[j-nsp] BGP output queue priorities between RIBs/NLRIs
Jeffrey Haas
jhaas at juniper.net
Mon Nov 9 12:52:36 EST 2020
> On Nov 9, 2020, at 12:19 PM, Rob Foehl <rwf at loonybin.net> wrote:
>
> [External Email. Be cautious of content]
>
>
> On Mon, 27 Jul 2020, Rob Foehl wrote:
>
>> Anyone know the secret to getting BGP output queue priorities working across
>> multiple NLRIs?
> [...]
>> I've tried about a dozen combinations of options, and cannot get any other
>> result with inet/evpn routes in the same session -- inet.0 routes always
>> arrive ahead of *.evpn.0.
>
> Following up on this for posterity:
>
> That last part turns out to not be entirely true. It appears that the
> output queue priorities do work as intended, but route generation walks
> through the RIBs in a static order, always starting with inet.0 -- so
> maybe the last ~1000 inet routes wind up in the output queues at the same
> time as evpn routes.
>
> This was declared to be working as designed, and the issue is now stuck in
> ER hell; best estimate for a real solution is "maybe next year". Route
> refresh for EVPN routes triggering a full walk of all RIBs was also
> confirmed, but remains unexplained.
As the source of this particular bit of difficulty, a bit of explanation for why it simply wasn't done when the initial feature was authored.
An immense amount of work in the BGP code is built around the need to not have to keep full state on EVERYTHING. We're already one of the most stateful BGP implementations on the planet. Many times that helps us, sometimes it doesn't.

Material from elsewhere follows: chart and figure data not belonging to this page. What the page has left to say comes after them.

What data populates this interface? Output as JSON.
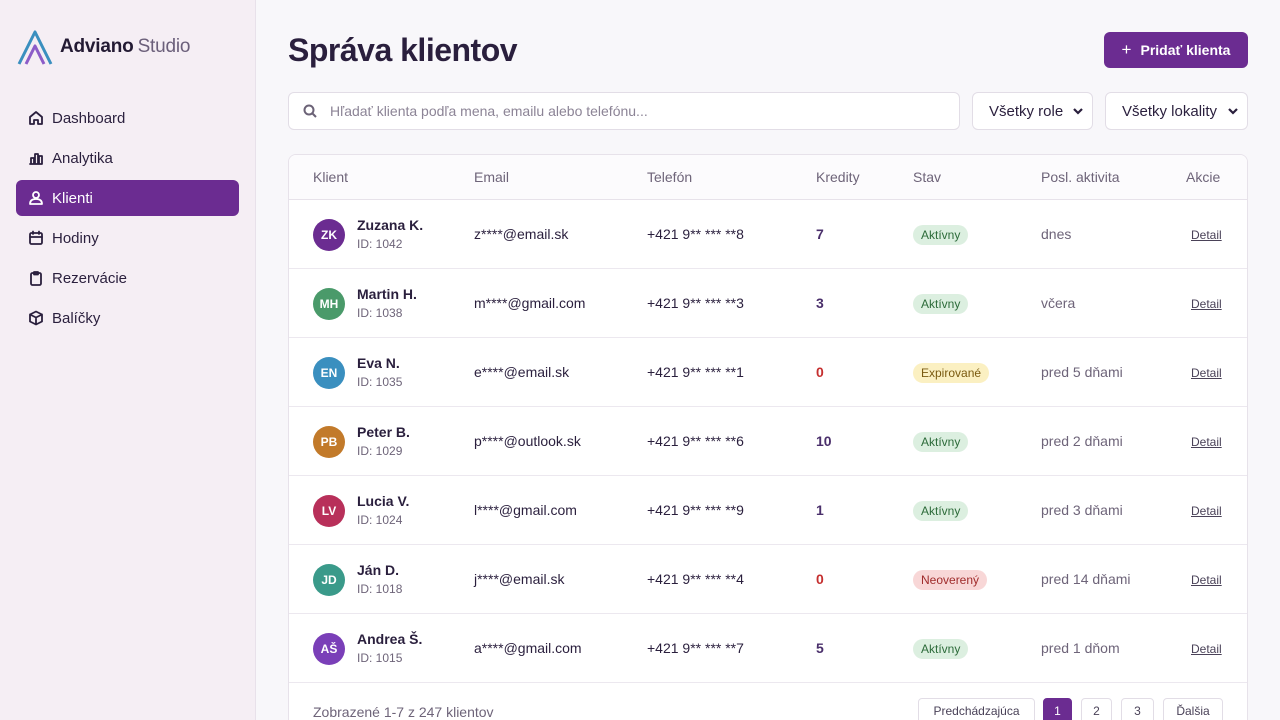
{
  "brand": {
    "name_bold": "Adviano",
    "name_light": "Studio"
  },
  "nav": [
    {
      "label": "Dashboard",
      "icon": "home-icon"
    },
    {
      "label": "Analytika",
      "icon": "bar-chart-icon"
    },
    {
      "label": "Klienti",
      "icon": "users-icon",
      "active": true
    },
    {
      "label": "Hodiny",
      "icon": "calendar-icon"
    },
    {
      "label": "Rezervácie",
      "icon": "clipboard-icon"
    },
    {
      "label": "Balíčky",
      "icon": "package-icon"
    }
  ],
  "page": {
    "title": "Správa klientov",
    "add_button": "Pridať klienta",
    "add_icon": "+"
  },
  "search": {
    "placeholder": "Hľadať klienta podľa mena, emailu alebo telefónu...",
    "value": ""
  },
  "filters": {
    "role": "Všetky role",
    "location": "Všetky lokality"
  },
  "table": {
    "headers": {
      "client": "Klient",
      "email": "Email",
      "phone": "Telefón",
      "credits": "Kredity",
      "status": "Stav",
      "activity": "Posl. aktivita",
      "actions": "Akcie"
    },
    "rows": [
      {
        "initials": "ZK",
        "color": "#6b2c91",
        "name": "Zuzana K.",
        "id": "ID: 1042",
        "email": "z****@email.sk",
        "phone": "+421 9** *** **8",
        "credits": "7",
        "status": "Aktívny",
        "status_type": "green",
        "activity": "dnes",
        "action": "Detail"
      },
      {
        "initials": "MH",
        "color": "#4a9a6a",
        "name": "Martin H.",
        "id": "ID: 1038",
        "email": "m****@gmail.com",
        "phone": "+421 9** *** **3",
        "credits": "3",
        "status": "Aktívny",
        "status_type": "green",
        "activity": "včera",
        "action": "Detail"
      },
      {
        "initials": "EN",
        "color": "#3a8fbf",
        "name": "Eva N.",
        "id": "ID: 1035",
        "email": "e****@email.sk",
        "phone": "+421 9** *** **1",
        "credits": "0",
        "status": "Expirované",
        "status_type": "yellow",
        "activity": "pred 5 dňami",
        "action": "Detail"
      },
      {
        "initials": "PB",
        "color": "#c27a2a",
        "name": "Peter B.",
        "id": "ID: 1029",
        "email": "p****@outlook.sk",
        "phone": "+421 9** *** **6",
        "credits": "10",
        "status": "Aktívny",
        "status_type": "green",
        "activity": "pred 2 dňami",
        "action": "Detail"
      },
      {
        "initials": "LV",
        "color": "#b8305a",
        "name": "Lucia V.",
        "id": "ID: 1024",
        "email": "l****@gmail.com",
        "phone": "+421 9** *** **9",
        "credits": "1",
        "status": "Aktívny",
        "status_type": "green",
        "activity": "pred 3 dňami",
        "action": "Detail"
      },
      {
        "initials": "JD",
        "color": "#3a9a8a",
        "name": "Ján D.",
        "id": "ID: 1018",
        "email": "j****@email.sk",
        "phone": "+421 9** *** **4",
        "credits": "0",
        "status": "Neoverený",
        "status_type": "red",
        "activity": "pred 14 dňami",
        "action": "Detail"
      },
      {
        "initials": "AŠ",
        "color": "#7a3fb8",
        "name": "Andrea Š.",
        "id": "ID: 1015",
        "email": "a****@gmail.com",
        "phone": "+421 9** *** **7",
        "credits": "5",
        "status": "Aktívny",
        "status_type": "green",
        "activity": "pred 1 dňom",
        "action": "Detail"
      }
    ]
  },
  "footer": {
    "summary": "Zobrazené 1-7 z 247 klientov",
    "prev": "Predchádzajúca",
    "pages": [
      "1",
      "2",
      "3"
    ],
    "current_page": "1",
    "next": "Ďalšia"
  }
}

But as a result of such designs, for certain kinds of large work it is necessary to have a consistent work list and build a simple iterator on that. One of the more common patterns that is impacted by this is the walk of the various routing tables. As noted, we start roughly at inet.0 and go forward based on internal table order.
The primary challenge for populating the route queues in user desired orders is to move that code out of the pattern that is used for quite a few other things. While you may want your evpn routes to go first, you likely don't want route resolution which is using earlier tables to be negatively impacted. Decoupling the iterators for the overlapping table impacts is challenging, at best. Once we're able to achieve that, the user configuration becomes a small thing.
I don't recall seeing the question about the route refreshes, but I can offer a small bit of commentary: The CLI for our route refresh isn't as fine-grained as it could be. The BGP extension for route refresh permits per afi/safi refreshing and honestly, we should expose that to the user. I know I flagged this for PLM at one point in the past.